The Japanese Lantern Monument is a symbol of political relations between the Japanese government and South Africa. This monument is currently located at the Company's Garden in Cape Town. A stone lantern is portable light device used as a source of light or touch like mechanism to illuminate an area of darkness. In traditional Japanese society, lanterns have been very significant in both culture and religion. In 1933, the Japanese government offered to construct a lantern monument in the Company's Garden which was handed to the Government of South Africa as a symbol of appreciation for their benevolence towards Japanese immigrants during World War I.

== Background ==

Relations between South Africa and Japan are believed to have started around the year 1643 when Jan van Riebeeck (the first commander of the Cape) visited Japan to establish trade relations. In 1889 the first Japanese shop was opened on Adderley Street in Cape Town. Long before the First World War broke out in 1919, the two countries were slowly building their trade and diplomatic relations. However, these diplomatic and trade relations only took roots in 1910 when the first Japanese Honorary Consul Julius Otto Jeppe was appointed to South Africa. In 2010 the two countries celebrated 100 years of trade and diplomatic co-operations.

== History ==

The history of Japanese lanterns can be traced to have had its roots from China. As far back as 250 B.C.E. the Chinese used lanterns to celebrate religious and cultural festivals as well a form of decoration for Chinese homes. However, Chinese lanterns originated as a form of communication within the military between soldiers in the battle field. It is believed that "a popular military strategist Zhuge Liang created the first flying lantern in China. This was later incorporated into Buddhism and Hinduism once Chinese Monks began to use lanterns to light temples. A Korean Buddhist monk is said to have transported the use of lanterns to Japan. With the introduction of Buddhism in Japan, the use of lanterns became a part of the common religious practices, and later became very symbolic in the Japanese military and culture. Japanese lanterns were first used in cultural festivals held in honour of departed loved ones. These sculptured lanterns, floating lanterns, hanging lanterns, and hand held lanterns are believed to guide the spirit of the departed ones. The names of the departed loved ones are inscribed on the lanterns. Lanterns are often used during special ceremonies such as marriages, births, and deaths.

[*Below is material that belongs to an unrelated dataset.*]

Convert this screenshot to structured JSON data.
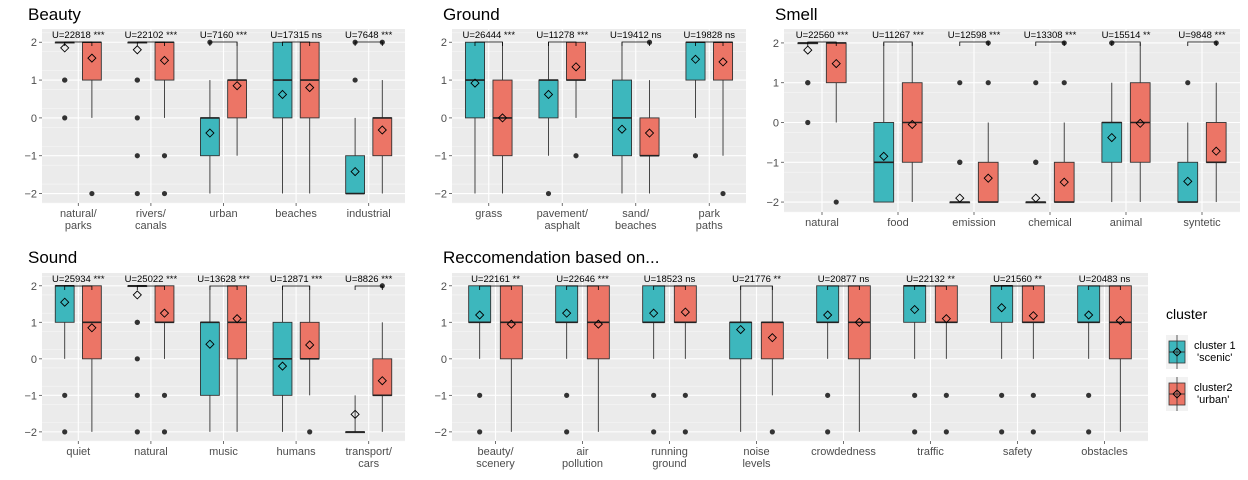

The Japanese government in 1932 erected a granite-like stone lantern which was handed to the government of Cape Town in appreciation of their benevolence towards Japanese immigrants in the 1930s. "According to Crump & van Niekerk (1988) this gift was the first of two gifts from the Government of Japan." The gift symbolises a political co-operation between Japan and South Africa about a decade after the end of the First World War. It is not clear who designed and constructed the monument. Though the monument was built to represent a symbol of appreciation to the South African government, it was also intended to fulfil cultural heritages of former soldiers who carried out the lighting of lanterns to appease the spirit of their war victims.